Mi pentii di avergli dimandato con alterigia da bere.

«Mio caro Schiller» gli dissi, stringendogli la mano «voi lo negate indarno, io conosco che siete buono, e poiché sono caduto in quest'avversità, ringrazio il Cielo di avermi dato voi per guardiano.»

Egli ascoltò le mie parole, scosse il capo, indi rispose, fregandosi la fronte, come uomo che ha un pensiero molesto:

«Io sono cattivo, o signore; mi fecero prestare un giuramento, a cui non mancherò mai. Sono obbligato a trattare tutti i prigionieri senza riguardo alla loro condizione, senza indulgenza, senza concessione d'abusi, e tanto più i prigionieri di Stato. L'Imperatore sa quello che fa; io debbo obbedirgli.»

«Voi siete un brav'uomo, ed io rispetterò ciò che riputate debito di coscienza. Chi opera per sincera coscienza può errare, ma è puro innanzi a Dio.»

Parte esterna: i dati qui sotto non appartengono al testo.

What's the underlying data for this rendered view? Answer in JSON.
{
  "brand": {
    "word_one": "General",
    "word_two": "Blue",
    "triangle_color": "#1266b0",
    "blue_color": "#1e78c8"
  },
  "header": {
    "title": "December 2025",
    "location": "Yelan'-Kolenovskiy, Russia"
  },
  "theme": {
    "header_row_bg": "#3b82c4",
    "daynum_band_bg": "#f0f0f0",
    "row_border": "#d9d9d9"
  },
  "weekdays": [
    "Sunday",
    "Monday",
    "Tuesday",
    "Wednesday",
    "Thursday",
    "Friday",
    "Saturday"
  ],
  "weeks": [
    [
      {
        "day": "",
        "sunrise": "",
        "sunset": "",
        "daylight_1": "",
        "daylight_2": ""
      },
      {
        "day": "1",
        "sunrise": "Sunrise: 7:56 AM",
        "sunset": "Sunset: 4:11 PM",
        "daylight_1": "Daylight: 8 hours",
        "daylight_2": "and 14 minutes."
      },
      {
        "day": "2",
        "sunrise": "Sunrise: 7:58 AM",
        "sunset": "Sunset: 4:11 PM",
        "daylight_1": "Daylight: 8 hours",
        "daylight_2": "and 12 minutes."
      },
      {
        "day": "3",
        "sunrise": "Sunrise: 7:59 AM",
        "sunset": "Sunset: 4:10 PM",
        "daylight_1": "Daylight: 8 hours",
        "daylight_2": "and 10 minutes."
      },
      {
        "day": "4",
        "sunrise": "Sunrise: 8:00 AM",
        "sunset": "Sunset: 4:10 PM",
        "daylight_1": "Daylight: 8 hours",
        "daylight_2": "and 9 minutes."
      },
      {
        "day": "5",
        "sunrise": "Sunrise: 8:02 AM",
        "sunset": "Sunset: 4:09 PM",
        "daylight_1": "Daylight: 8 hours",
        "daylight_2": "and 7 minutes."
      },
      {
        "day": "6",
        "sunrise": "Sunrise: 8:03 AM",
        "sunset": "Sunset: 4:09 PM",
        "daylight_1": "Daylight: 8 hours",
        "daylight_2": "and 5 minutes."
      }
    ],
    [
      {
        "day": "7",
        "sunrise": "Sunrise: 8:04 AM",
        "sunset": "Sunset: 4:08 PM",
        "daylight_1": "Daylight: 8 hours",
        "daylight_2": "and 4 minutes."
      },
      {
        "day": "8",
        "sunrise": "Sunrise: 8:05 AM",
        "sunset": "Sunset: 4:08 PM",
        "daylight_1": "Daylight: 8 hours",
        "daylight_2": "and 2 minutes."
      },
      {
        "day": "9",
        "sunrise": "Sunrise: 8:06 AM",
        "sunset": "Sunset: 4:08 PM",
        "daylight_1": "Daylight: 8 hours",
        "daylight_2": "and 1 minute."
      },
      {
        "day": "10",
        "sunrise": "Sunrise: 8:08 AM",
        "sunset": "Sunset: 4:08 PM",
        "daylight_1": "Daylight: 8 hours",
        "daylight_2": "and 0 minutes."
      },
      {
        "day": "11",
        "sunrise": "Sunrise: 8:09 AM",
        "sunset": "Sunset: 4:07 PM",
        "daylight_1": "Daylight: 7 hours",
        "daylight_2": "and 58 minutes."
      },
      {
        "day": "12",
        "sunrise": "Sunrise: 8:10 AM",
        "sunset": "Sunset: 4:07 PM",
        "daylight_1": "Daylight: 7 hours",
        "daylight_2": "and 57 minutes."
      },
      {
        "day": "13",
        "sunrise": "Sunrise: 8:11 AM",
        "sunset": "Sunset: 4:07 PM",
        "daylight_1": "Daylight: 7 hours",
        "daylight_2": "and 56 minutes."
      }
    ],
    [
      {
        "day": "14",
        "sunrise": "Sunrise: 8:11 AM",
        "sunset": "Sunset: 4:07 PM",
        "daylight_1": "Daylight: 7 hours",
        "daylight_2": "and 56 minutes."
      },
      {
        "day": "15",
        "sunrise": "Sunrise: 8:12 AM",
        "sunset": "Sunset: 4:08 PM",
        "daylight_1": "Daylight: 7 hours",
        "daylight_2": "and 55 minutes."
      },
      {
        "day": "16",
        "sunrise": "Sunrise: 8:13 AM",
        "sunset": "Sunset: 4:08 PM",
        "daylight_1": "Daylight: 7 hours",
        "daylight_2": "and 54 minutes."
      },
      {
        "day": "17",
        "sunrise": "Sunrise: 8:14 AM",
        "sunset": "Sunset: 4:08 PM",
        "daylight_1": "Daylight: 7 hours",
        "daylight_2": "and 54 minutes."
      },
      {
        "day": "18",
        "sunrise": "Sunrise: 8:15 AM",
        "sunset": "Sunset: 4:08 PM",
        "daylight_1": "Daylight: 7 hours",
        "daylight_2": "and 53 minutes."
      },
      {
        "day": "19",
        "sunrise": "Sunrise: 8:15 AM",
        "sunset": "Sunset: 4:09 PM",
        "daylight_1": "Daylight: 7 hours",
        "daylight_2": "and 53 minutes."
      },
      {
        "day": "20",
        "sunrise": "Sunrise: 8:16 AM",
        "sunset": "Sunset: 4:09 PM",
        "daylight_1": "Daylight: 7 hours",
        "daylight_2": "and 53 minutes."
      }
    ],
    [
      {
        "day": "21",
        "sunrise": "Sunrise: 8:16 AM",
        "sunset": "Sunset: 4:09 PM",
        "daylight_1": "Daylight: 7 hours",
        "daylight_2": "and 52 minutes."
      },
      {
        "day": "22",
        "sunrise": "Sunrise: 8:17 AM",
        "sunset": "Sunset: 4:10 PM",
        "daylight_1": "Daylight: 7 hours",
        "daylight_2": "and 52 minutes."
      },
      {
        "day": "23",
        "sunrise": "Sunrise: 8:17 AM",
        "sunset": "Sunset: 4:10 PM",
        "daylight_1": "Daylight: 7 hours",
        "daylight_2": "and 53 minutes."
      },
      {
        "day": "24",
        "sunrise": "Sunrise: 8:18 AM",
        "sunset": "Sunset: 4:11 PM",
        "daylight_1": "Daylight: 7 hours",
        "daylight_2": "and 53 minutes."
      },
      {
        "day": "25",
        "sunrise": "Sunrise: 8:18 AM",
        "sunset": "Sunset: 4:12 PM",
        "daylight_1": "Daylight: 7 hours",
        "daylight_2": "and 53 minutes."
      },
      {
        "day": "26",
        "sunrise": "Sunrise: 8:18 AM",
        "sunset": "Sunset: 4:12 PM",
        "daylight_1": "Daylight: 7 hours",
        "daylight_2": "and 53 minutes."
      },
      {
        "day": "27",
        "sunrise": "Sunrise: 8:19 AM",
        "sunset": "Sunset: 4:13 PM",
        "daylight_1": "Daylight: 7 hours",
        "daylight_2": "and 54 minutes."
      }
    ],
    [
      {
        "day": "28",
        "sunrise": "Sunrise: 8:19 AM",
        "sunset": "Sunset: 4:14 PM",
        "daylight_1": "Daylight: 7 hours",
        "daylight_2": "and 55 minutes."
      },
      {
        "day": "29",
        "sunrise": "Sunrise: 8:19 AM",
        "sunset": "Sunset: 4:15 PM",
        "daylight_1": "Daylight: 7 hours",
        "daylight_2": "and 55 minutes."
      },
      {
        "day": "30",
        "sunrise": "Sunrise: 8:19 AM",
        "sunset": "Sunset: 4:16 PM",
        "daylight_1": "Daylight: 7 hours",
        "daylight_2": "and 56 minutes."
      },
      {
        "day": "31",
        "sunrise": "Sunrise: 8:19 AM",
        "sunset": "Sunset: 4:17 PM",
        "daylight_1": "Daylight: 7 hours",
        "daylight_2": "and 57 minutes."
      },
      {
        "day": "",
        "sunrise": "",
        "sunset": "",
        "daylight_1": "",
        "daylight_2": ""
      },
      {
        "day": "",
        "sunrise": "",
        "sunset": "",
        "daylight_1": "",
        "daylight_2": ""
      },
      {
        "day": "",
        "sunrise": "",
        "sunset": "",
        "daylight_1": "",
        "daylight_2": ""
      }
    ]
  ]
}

«Povero signore! abbia pazienza, e mi compatisca. Sarò ferreo ne' miei doveri, ma il cuore... il cuore è pieno di rammarico di non poter sollevare gl'infelici. Questa è la cosa ch'io volea dirle.»

Ambi eravamo commossi. Mi supplicò d'essere quieto, di non andare in furore, come fanno spesso i condannati, di non costringerlo a trattarmi duramente.

Prese poscia un accento ruvido, quasi per celarmi una parte della sua pietà, e disse:

«Or bisogna ch'io me ne vada.»

Poi tornò indietro, chiedendomi da quanto tempo io tossissi così miseramente com'io faceva, e scagliò una grossa maledizione contro il medico, perché non veniva in quella sera stessa a visitarmi.

«Ella ha una febbre da cavallo» soggiunse «io me ne intendo. Avrebbe d'uopo almeno d'un pagliericcio, ma finché il medico non l'ha ordinato, non possiamo darglielo.»

Uscì, richiuse la porta, ed io mi sdraiai sulle dure tavole, febbricitante sì, e con forte dolore di petto, ma meno fremente, meno nemico degli uomini, meno lontano da Dio.